Saunas use dry or wet heat to raise the user's skin temperature above 103° F, according to Harvard Men's Health Watch. This alteration in the temperature of the skin promotes sweating, elimination of toxins through the skin, an elevated heart rate and low blood pressure. Many people report feeling relaxed and clean after a session in the sauna.
For a healthy adult the reduction in blood pressure is a temporary reaction to the increase in skin temperature. When a healthy person leaves the sauna, his pressure returns to normal. People with hypertension also experience this temporary low blood pressure, but after leaving the sauna their pressure can behave abnormally, sometimes increasing dramatically.
The use of the sauna should be limited to 20 minutes or less, according to Harvard Men's Health Watch.
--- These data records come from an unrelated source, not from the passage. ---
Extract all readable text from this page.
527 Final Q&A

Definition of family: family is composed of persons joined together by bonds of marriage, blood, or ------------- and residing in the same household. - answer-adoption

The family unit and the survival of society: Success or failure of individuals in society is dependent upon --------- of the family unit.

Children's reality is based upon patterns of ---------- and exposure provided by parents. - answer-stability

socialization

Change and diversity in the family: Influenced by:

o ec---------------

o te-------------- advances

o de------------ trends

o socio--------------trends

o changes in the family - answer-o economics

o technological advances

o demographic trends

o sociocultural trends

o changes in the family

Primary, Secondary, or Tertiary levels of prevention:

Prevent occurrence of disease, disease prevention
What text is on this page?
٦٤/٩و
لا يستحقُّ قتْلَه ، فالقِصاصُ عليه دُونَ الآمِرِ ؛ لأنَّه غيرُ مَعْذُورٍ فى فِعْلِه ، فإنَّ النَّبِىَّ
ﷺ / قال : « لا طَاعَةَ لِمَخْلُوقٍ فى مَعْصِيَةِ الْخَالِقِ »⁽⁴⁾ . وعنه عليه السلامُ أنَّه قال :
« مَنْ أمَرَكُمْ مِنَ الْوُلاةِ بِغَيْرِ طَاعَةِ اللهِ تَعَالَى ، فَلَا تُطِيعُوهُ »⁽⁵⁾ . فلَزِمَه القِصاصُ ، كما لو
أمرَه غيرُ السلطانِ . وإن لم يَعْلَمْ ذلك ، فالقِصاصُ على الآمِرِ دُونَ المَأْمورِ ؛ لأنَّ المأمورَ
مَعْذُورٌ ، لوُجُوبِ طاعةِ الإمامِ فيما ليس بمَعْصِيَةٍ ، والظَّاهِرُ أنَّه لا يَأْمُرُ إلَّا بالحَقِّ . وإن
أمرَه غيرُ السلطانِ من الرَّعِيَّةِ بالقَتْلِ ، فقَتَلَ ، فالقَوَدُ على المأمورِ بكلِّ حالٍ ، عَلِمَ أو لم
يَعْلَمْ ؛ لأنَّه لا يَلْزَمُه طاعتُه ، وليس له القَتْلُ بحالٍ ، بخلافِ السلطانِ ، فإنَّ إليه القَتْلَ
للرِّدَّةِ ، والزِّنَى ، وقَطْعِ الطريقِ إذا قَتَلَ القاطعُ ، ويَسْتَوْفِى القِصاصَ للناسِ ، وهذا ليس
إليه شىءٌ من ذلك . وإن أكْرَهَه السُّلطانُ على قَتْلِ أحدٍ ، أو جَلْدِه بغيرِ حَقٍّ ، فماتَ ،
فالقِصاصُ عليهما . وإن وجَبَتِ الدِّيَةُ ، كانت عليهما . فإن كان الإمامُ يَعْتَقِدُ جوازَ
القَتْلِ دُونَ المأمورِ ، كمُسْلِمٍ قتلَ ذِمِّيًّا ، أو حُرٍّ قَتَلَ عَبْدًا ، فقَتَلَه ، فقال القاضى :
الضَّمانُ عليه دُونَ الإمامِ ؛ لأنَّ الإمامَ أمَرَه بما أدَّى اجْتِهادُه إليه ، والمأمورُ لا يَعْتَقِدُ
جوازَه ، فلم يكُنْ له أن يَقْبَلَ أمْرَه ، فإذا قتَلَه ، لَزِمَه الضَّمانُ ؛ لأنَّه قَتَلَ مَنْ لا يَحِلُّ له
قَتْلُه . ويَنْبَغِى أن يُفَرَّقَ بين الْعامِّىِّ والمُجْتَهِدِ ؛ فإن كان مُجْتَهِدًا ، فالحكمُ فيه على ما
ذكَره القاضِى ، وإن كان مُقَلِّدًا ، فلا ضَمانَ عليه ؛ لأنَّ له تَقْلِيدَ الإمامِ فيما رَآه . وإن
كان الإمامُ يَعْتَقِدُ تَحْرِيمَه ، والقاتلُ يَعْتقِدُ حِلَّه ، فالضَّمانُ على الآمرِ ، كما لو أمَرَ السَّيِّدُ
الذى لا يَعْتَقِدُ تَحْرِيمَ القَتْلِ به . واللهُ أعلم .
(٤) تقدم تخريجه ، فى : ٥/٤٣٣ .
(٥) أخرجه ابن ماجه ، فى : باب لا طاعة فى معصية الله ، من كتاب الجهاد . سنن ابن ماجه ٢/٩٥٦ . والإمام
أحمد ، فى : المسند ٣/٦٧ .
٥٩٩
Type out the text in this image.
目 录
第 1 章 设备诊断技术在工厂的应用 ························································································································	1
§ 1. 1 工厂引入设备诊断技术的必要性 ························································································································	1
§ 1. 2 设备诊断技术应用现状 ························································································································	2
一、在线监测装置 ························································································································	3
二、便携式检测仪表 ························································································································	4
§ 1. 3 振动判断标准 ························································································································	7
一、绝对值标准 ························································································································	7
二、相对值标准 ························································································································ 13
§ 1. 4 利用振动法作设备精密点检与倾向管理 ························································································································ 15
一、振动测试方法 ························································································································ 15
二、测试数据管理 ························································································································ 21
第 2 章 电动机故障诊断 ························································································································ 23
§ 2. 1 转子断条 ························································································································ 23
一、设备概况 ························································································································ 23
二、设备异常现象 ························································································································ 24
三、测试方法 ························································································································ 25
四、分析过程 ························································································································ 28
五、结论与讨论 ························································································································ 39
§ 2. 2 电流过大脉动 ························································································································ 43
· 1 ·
It is important to drink several glasses of water after leaving the sauna, as the average user loses a pint of sweat during a session. You should never use the sauna only, during or after drinking alcoholic beverages or using drugs or when you are sick. Although people with controlled hypertension can use the sauna without negative effects, people with unstable hypertension should consult their doctor before experiencing such a sudden and intense change in temperature.
People with uncontrolled or unstable hypertension who use a sauna without their doctor's approval can have serious complications, according to the Canadian Medical Association Journal. Given the unpredictable reaction of blood pressure to the sudden change in temperature, entering a sauna can cause blood pressure to rise during or after a session.High blood pressure for prolonged periods can cause vision problems, memory loss, kidney damage, heart failure, stroke or aneurysm, according to the American Heart Association.